Add in one of the nation’s best recruiting classes, and Arizona can compete with Oregon and Washington in what will likely be a much-improved Pac-12.
Saint Mary’s: The Gaels’ season was subpar by the standards Randy Bennett has set in Moraga, Calif., until they pulled off a monster upset of Gonzaga and stole an NCAA Tournament bid from a bubble team.
Their two best players, senior guard Jordan Ford and 6-foot-8 junior Malik Fitts, will return and be joined by redshirt freshman point guard Kristers Zoriks, who’s recovering from ACL surgery.
The Gaels could compete for the WCC title, especially if the Zags are hard hit by early departures.
Memphis: Head coach Penny Hardaway’s first season was pretty decent, especially as the Tigers improved in January and February.

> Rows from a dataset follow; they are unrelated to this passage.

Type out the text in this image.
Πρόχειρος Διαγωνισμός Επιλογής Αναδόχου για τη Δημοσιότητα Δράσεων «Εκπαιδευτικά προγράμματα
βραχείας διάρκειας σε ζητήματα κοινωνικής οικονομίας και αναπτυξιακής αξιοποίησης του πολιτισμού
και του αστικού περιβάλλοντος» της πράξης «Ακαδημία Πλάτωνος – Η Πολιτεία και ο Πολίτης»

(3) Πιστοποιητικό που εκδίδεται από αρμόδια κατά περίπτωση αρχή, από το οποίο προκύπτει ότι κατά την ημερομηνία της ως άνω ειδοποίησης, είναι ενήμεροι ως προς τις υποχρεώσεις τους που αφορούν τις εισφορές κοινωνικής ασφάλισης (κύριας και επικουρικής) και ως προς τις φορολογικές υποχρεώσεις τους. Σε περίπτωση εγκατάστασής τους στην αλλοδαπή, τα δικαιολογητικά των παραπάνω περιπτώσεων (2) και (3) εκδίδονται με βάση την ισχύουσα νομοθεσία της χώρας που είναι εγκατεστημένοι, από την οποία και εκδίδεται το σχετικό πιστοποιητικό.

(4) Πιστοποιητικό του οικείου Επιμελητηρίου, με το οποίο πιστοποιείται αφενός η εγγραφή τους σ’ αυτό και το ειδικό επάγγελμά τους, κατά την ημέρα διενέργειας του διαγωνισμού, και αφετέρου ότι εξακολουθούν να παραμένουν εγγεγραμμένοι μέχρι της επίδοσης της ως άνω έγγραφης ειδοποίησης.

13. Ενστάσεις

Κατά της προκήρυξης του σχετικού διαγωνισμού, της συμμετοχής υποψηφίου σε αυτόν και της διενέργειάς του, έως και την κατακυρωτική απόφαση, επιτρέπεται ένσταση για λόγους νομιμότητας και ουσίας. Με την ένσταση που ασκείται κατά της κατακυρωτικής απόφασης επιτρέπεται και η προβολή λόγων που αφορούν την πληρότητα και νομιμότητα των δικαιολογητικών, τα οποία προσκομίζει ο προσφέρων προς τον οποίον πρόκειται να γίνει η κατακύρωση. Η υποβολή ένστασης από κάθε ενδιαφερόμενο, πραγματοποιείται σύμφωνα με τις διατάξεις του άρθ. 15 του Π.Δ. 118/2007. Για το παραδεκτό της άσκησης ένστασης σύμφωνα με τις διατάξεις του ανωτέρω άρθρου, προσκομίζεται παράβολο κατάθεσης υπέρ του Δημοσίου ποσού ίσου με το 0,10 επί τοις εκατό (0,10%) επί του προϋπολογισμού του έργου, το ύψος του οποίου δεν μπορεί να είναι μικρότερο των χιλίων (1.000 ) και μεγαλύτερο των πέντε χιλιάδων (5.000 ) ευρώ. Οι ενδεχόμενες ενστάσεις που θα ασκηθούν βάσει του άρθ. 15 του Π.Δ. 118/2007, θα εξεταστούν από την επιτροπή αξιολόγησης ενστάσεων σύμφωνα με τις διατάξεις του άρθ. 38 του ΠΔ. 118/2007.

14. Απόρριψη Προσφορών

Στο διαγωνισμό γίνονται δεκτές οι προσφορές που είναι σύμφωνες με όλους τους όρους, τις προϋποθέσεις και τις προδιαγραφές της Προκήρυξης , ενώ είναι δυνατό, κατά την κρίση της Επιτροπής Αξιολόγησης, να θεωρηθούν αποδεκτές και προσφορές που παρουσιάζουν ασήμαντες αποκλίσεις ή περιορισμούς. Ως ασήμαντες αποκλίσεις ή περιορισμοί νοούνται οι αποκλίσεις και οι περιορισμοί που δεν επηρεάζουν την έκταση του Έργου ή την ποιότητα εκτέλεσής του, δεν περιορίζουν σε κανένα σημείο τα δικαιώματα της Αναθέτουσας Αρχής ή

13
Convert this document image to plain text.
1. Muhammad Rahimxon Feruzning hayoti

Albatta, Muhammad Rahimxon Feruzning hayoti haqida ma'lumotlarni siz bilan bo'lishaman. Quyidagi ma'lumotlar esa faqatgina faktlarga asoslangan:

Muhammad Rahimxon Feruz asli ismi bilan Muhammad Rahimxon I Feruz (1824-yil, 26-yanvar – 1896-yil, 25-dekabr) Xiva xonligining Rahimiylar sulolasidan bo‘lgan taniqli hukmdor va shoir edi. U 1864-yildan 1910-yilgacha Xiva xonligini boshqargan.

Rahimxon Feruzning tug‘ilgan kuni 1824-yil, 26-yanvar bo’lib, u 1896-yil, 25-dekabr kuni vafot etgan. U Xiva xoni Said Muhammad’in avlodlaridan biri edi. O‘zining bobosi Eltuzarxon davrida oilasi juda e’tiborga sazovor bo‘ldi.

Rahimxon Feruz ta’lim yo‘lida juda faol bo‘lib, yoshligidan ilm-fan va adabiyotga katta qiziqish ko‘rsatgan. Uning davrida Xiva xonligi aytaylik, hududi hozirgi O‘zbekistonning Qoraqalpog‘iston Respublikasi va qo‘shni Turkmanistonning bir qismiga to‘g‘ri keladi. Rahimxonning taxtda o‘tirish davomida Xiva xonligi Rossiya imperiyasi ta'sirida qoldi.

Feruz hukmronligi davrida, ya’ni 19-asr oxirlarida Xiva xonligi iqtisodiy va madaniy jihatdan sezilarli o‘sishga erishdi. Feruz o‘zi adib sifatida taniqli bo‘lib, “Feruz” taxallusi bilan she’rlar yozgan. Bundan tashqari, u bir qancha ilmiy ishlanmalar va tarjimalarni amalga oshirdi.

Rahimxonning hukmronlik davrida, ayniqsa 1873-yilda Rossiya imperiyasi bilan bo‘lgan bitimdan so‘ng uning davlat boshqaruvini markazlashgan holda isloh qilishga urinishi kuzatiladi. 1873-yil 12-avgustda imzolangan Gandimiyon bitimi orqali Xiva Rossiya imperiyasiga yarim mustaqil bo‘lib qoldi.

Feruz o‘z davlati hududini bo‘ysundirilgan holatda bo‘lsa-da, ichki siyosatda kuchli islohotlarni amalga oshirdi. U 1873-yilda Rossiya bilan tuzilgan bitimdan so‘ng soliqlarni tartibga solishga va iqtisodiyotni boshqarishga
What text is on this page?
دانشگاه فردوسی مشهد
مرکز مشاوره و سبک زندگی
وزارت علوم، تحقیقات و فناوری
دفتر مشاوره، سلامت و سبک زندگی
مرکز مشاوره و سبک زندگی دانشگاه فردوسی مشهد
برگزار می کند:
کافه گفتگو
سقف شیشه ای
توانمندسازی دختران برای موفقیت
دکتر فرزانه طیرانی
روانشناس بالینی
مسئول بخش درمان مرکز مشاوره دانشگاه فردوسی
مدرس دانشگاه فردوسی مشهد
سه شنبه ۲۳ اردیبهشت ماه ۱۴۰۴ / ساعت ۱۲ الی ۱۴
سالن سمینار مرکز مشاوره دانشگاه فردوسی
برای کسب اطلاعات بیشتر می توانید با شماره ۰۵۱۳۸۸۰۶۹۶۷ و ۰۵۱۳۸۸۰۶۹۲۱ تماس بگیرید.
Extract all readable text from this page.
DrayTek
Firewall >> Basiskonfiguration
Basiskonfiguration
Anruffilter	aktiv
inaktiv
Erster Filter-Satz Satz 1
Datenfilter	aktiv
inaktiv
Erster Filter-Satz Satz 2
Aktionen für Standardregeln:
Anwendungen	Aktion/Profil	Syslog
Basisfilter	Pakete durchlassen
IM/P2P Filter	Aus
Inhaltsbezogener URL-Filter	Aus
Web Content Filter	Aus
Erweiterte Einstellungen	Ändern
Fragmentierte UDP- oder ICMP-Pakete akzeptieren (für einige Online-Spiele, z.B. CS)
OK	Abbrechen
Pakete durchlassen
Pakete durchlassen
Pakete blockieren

Memphis will be very young next season, but that youth will include 7-foot center James Wiseman, the No. 1 recruit in the nation. Hardaway is also pursuing 6-9 McDonald’s All-American Trendon Watford.
North Carolina: The Tar Heels will likely lose five of their six best players. Obviously, Roy Williams could conjure a top-15 team next season, but his recruiting class (No. 48, according to 247Sports) isn’t typical of Chapel Hill.
Snagging Cole Anthony, the nation’s top incoming freshman point guard could change that.
Tennessee*: Head coach Rick Barnes is staying put, hence the asterisk. If he convinces SEC Player of the Year Grant Williams and/or Jordan Bone to return — both have declared for the NBA Draft but left the open the option to stay in Knoxville — the Volunteers will be just fine. If not, Barnes will have to replace his top three scorers.
Gonzaga**: The Bulldogs get two asterisks, because they have more questions to be answered. Rui Hachimura is probably gone. Brandon Clarke will likely join him, but that’s not a sure thing. (If both return, the Zags will be a consensus No. 1 in late October.) Without them, Gonzaga will still be relevant — if not Top 5 — assuming Zach Norvell and Killian Tillie return.
Sophomore big man Filip Petrusev is a good candidate to make a strong step forward, and Mark Few has something he hasn’t had before: the No. 5 recruiting class in the country.